Dengan demikian, Dieng yang terletak di dua kabupaten ini, Banjarnegara dan Wonosobo, memiliki banyak keunikan dan aneka tempat yang menyajikan panorama indah. Tidak hanya kawah dan danau. Ada juga situs candi. Tidak ketinggalan, panorama alam yang mempesona. Untuk bisa menikmatinya, dibutuhkan beberapa hari tinggal di sana. Jika hanya sehari, tentu kenikmatannya menjadi berkurang.
Setelah menaklukkan jalur selatan menuju Pacitan, saya memutuskan untuk menaklukan puncak Sikunir. Ini menjadi pilihan karena terbatasnya waktu yang saya miliki dan untuk menebus kegagalan saya menikmati golden sunrise pada bulan Mei lalu. Jalur Jogja-Magelang-Temanggung-Wonosobo-Dieng menjadi pilihan saya. Sebenarnya, dari Yogja bisa juga menggunakan jalur Purworejo.
Jalan menanjak, berliku-liku dari kaki bukit hingga puncak memberikan tantangan tersendiri. Sembari menikmati keindahan panorama alam di kanan atau kiri jalan, kita tetap harus waspada karena kondisi jalan yang kadang menanjak atau berbelok secara ekstrem. Sebaiknya menghindari jalan sore atau malam. Hal ini untuk berjaga-jaga saja jika kabut mulai turun, kondisi jalan semakin menantang. Kadang kala, kita akan melewati jalan menanjak tajam dan kanan atau kiri kita jurang menganga. Kabut menjadikan jarak pandang kita berkurang. Tapi, bagi petualang sejati, kondisi jalan ekstrem sering menjadi tantangan tersendiri. Yang terpenting, harus tetap hati-hati.
salah satu sudut jalan yang harus dilewati untuk sampai ke puncak sikunir
Sesampai di Dieng, saya mengambil jalan ke kiri melewati Telaga Warna. Setelah menempuh perjalanan sekitar 8 km, sampailah saya di desa Sembungan. Desa ini merupakan desa tertinggi. Kondisi jalan berbatu yang tertata cukup rapi dan berhimpitan langsung dengan rumah-rumah penduduk menjadikan kita harus berhati-hati.
Tak terasa, sampailah juga saya di Tlaga Cebongan. Inilah tlaga yang terletak di dekat areal parkir bagi para pengunjung yang ingin naik ke puncak Sikunir. Bagi yang biasa berpetualang, bisa mendirikan tenda di tepian telaga atau bahkan di puncaknya. Jika tidak, sebelum telaga ini ada perkampungan yang menyediakan home stay.

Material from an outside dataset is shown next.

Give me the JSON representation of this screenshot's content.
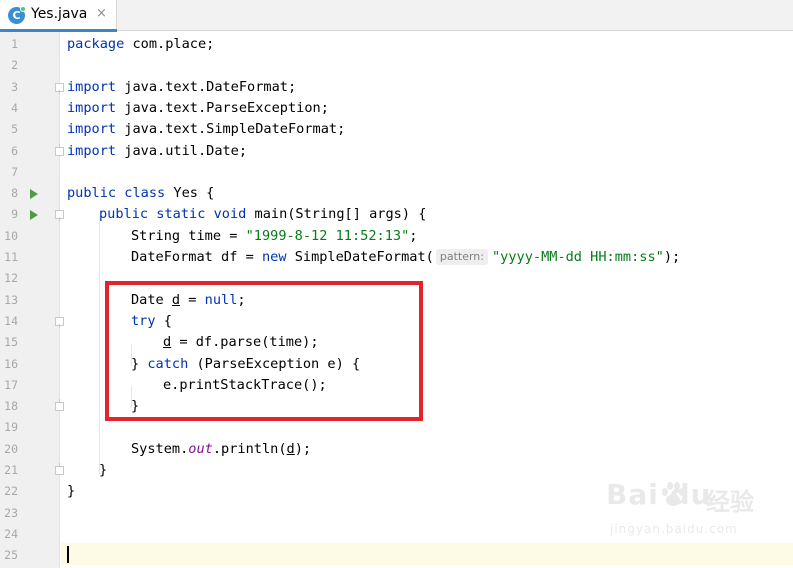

Tepat pukul 02.30 pagi. Saya siap mendaki Sikunir yang terletak di desa Sembungan, kecamatan Kejajar dengan perlengkapan lengkap. Hawa dingin menusuk tulang. Jaket tebal yang saya kenakan pun tak cukup mampu menahan dinginnya udara. Dengan ketinggian sekitar 2.263 mdpl, menjadikan udara di Sikunir semakin menipis. Namun semua itu takmenyurutkan langkahku.
Setelah melewati jalan datar di areal perkebunan kentang, baru sadar bahwa saya lupa membawa penerang jalan. Jadilah, cahaya dari hand phone menjadi satu-satunya penerang jalan menuju puncak Sikunir.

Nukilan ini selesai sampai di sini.